These are part of the standard operating equipment you'll find on almost every shoot. They enable the camera to move along tracks to get closer into the action or run alongside the action. The movement created is a little different from an ordinary zoom in or out. The dolly is moved manually so it usually requires its own dedicated technicians, the dolly grips.
|Dolly image courtesy of www.needlegirlhaystackworld.com|
Dolly tracks come in both curved and straight lengths, so they can cover pretty much any motion at floor level, but what happens if you have a location with a floor so uneven you can't lay tracks (like a forest floor covered in twisting roots) or too narrow to fit a dolly (like a doorway in an apartment)?

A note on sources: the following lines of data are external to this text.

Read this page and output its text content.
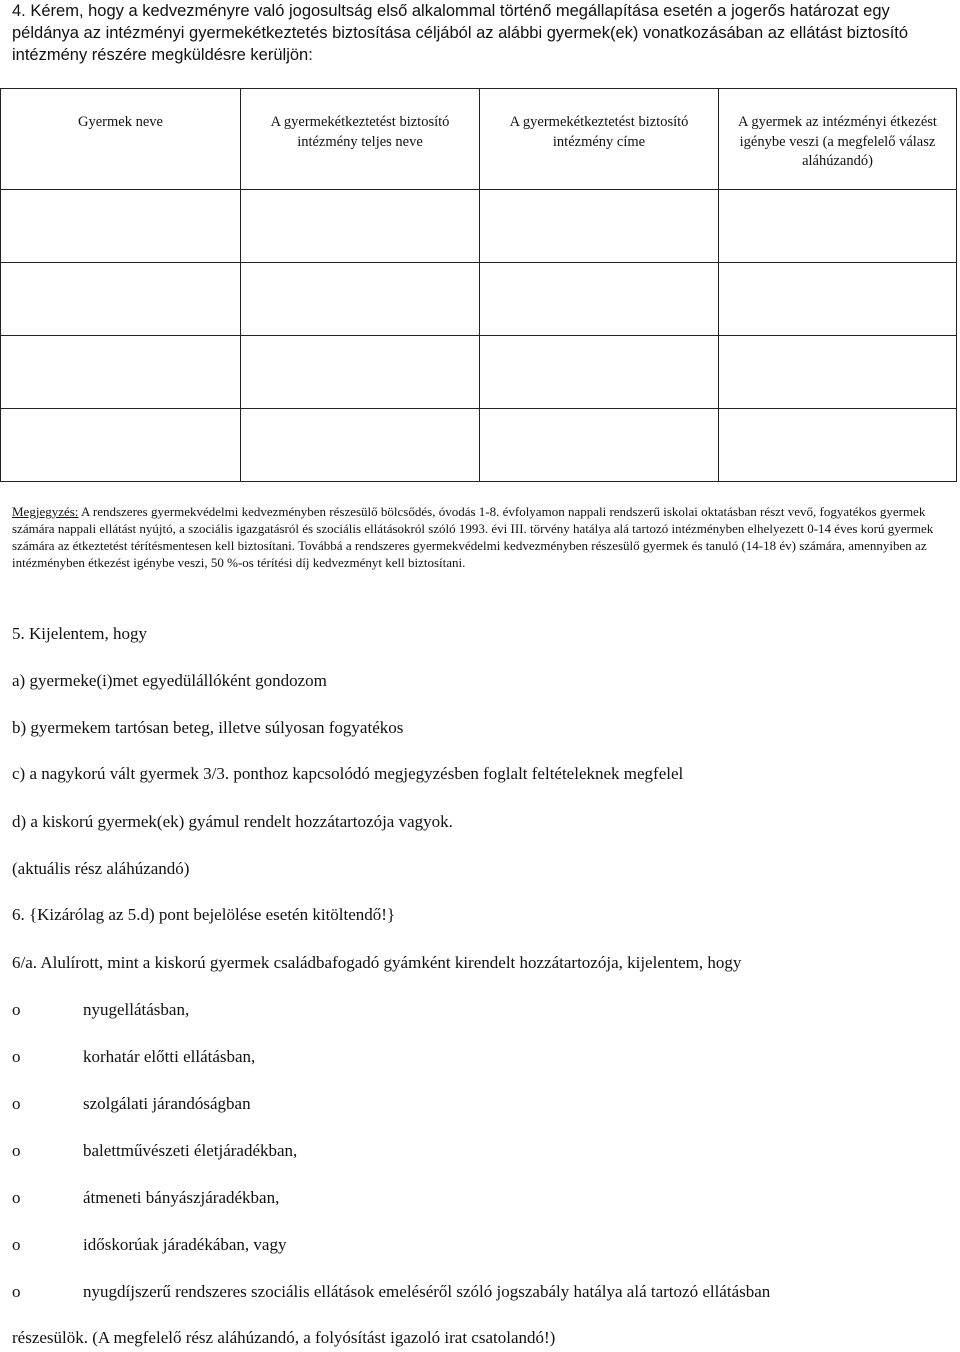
4. Kérem, hogy a kedvezményre való jogosultság első alkalommal történő megállapítása esetén a jogerős határozat egy példánya az intézményi gyermekétkeztetés biztosítása céljából az alábbi gyermek(ek) vonatkozásában az ellátást biztosító intézmény részére megküldésre kerüljön:

Gyermek neve	A gyermekétkeztetést biztosító intézmény teljes neve	A gyermekétkeztetést biztosító intézmény címe	A gyermek az intézményi étkezést igénybe veszi (a megfelelő válasz aláhúzandó)

Megjegyzés: A rendszeres gyermekvédelmi kedvezményben részesülő bölcsődés, óvodás 1-8. évfolyamon nappali rendszerű iskolai oktatásban részt vevő, fogyatékos gyermek számára nappali ellátást nyújtó, a szociális igazgatásról és szociális ellátásokról szóló 1993. évi III. törvény hatálya alá tartozó intézményben elhelyezett 0-14 éves korú gyermek számára az étkeztetést térítésmentesen kell biztosítani. Továbbá a rendszeres gyermekvédelmi kedvezményben részesülő gyermek és tanuló (14-18 év) számára, amennyiben az intézményben étkezést igénybe veszi, 50 %-os térítési díj kedvezményt kell biztosítani.

5. Kijelentem, hogy

a) gyermeke(i)met egyedülállóként gondozom

b) gyermekem tartósan beteg, illetve súlyosan fogyatékos

c) a nagykorú vált gyermek 3/3. ponthoz kapcsolódó megjegyzésben foglalt feltételeknek megfelel

d) a kiskorú gyermek(ek) gyámul rendelt hozzátartozója vagyok.

(aktuális rész aláhúzandó)

6. {Kizárólag az 5.d) pont bejelölése esetén kitöltendő!}

6/a. Alulírott, mint a kiskorú gyermek családbafogadó gyámként kirendelt hozzátartozója, kijelentem, hogy

o	nyugellátásban,

o	korhatár előtti ellátásban,

o	szolgálati járandóságban

o	balettművészeti életjáradékban,

o	átmeneti bányászjáradékban,

o	időskorúak járadékában, vagy

o	nyugdíjszerű rendszeres szociális ellátások emeléséről szóló jogszabály hatálya alá tartozó ellátásban

részesülök. (A megfelelő rész aláhúzandó, a folyósítást igazoló irat csatolandó!)
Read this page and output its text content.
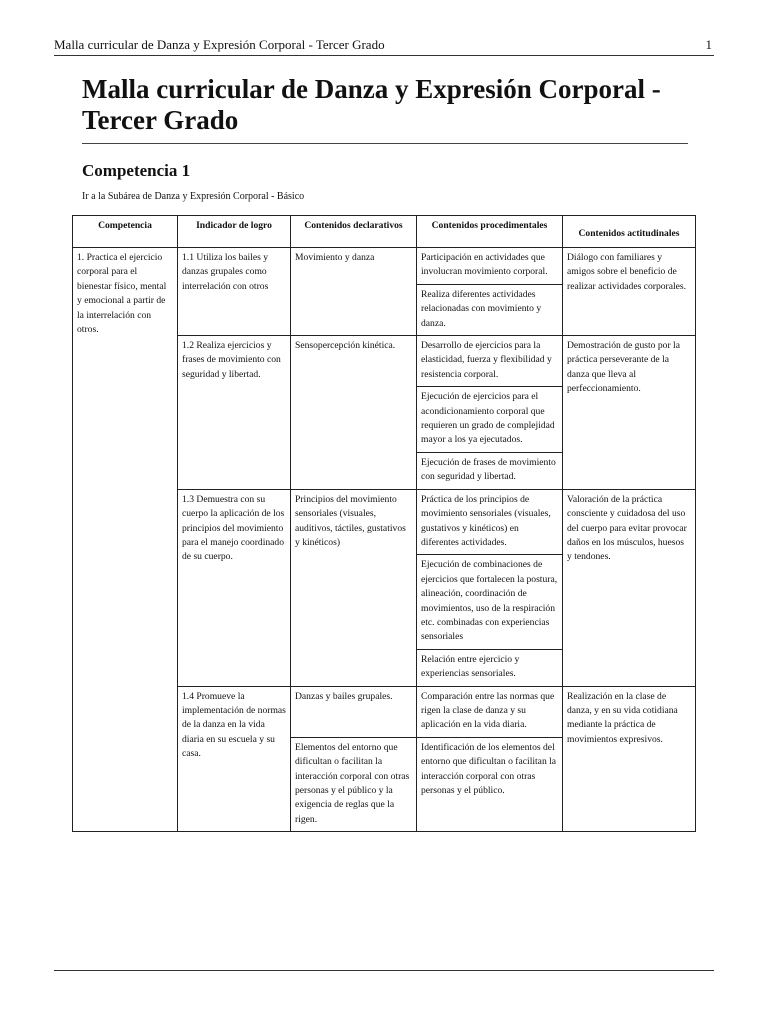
Malla curricular de Danza y Expresión Corporal - Tercer Grado	1
Malla curricular de Danza y Expresión Corporal - Tercer Grado
Competencia 1
Ir a la Subárea de Danza y Expresión Corporal - Básico
Competencia	Indicador de logro	Contenidos declarativos	Contenidos procedimentales	Contenidos actitudinales
1. Practica el ejercicio corporal para el bienestar físico, mental y emocional a partir de la interrelación con otros.	1.1 Utiliza los bailes y danzas grupales como interrelación con otros	Movimiento y danza	Participación en actividades que involucran movimiento corporal.	Diálogo con familiares y amigos sobre el beneficio de realizar actividades corporales.
			Realiza diferentes actividades relacionadas con movimiento y danza.	
	1.2 Realiza ejercicios y frases de movimiento con seguridad y libertad.	Sensopercepción kinética.	Desarrollo de ejercicios para la elasticidad, fuerza y flexibilidad y resistencia corporal.	Demostración de gusto por la práctica perseverante de la danza que lleva al perfeccionamiento.
			Ejecución de ejercicios para el acondicionamiento corporal que requieren un grado de complejidad mayor a los ya ejecutados.	
			Ejecución de frases de movimiento con seguridad y libertad.	
	1.3 Demuestra con su cuerpo la aplicación de los principios del movimiento para el manejo coordinado de su cuerpo.	Principios del movimiento sensoriales (visuales, auditivos, táctiles, gustativos y kinéticos)	Práctica de los principios de movimiento sensoriales (visuales, gustativos y kinéticos) en diferentes actividades.	Valoración de la práctica consciente y cuidadosa del uso del cuerpo para evitar provocar daños en los músculos, huesos y tendones.
			Ejecución de combinaciones de ejercicios que fortalecen la postura, alineación, coordinación de movimientos, uso de la respiración etc. combinadas con experiencias sensoriales	
			Relación entre ejercicio y experiencias sensoriales.	
	1.4 Promueve la implementación de normas de la danza en la vida diaria en su escuela y su casa.	Danzas y bailes grupales.	Comparación entre las normas que rigen la clase de danza y su aplicación en la vida diaria.	Realización en la clase de danza, y en su vida cotidiana mediante la práctica de movimientos expresivos.

		Elementos del entorno que dificultan o facilitan la interacción corporal con otras personas y el público y la exigencia de reglas que la rigen.	Identificación de los elementos del entorno que dificultan o facilitan la interacción corporal con otras personas y el público.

That's when we might use a...
This is a body-mounted rig usually carried by a particularly buff specialist operator. Film cameras might be getting lighter as technology improves, but you try carrying this weight over and over again as a scene is re-shot and re-shot and you'll develop muscles too!
The steadicam also has built-in stabilisers to offset the body's natural up/down walking rhythm to avoid making viewers seasick.
|Steadicam image courtesy of www.focalimageproductions.com.au|
An amazingly simple contraption for getting a little height. The camera is rigged at the top, the operator climbs up, and a couple of brawny grips keep the ladder stable. The one pictured below is quite a fancy model. Most are much shorter and much less impressive.
|Image courtesy of South African grips company Dragon Grips|
But if you want the camera to sweep dramatically upwards or sideways, you need a...
Jib arm / Crane
These are long arms that can lift the camera up high or extend the camera into hard to reach areas. Jibs are lighter and smaller and come with interesting names like Jimmy Jibs and Meerkats.
|Jimmy Jib from South African company Crow's Nest in use at the Augrabies Gorge|
Cranes are longer, reach higher, and are more stable. Both use weights to balance out the long reach.
In the Olden Days, directors and camera operators still sat on the end of a crane to manually operate the camera. In this age of safety and liability issues, this gung-ho approach is rare.
|Gung-ho approach on The Hunger Games - courtesy of Dragon Grips|
|Reaching the unreachable - courtesy of Dragon Grips|
These days we have remote camera heads (head = the fancy doodat on which the camera is mounted which connects it to whatever else is supporting it) which can swivel the camera up, down or tilt side to side.
|Cam Remote from www.camerasystems.com|
These remote heads are also highly specialised pieces of equipment that have their own specialist technicians with fancy job titles like Scorpio Head Operator or Powerpod Technician.
Tracking cars and Process trailers
You know those scenes where the actors are driving along, engrossed in conversation and not paying the least attention to the road? That's because they're not!
Their car has been secured on the back of a process trailer, rigged with lights and cameras, and all the actors need do is remember their dialogue.
|Process trailer courtesy of San Diego Film Commission|
A tracking vehicle is any vehicle, be it a quad bike, golf cart or truck, that transports the camera alongside the action
|Tracking vehicle courtesy of Dragon Grips|
Aerial Camera Mounts
Last, but by no means least, are the special rigs that enable cameras to fly above the heads of us mere mortals. Cable cams and helicopter mounts are the ultimate toys on any film shoot, but since they also cost a pretty penny to use, it's not often we get to play with them!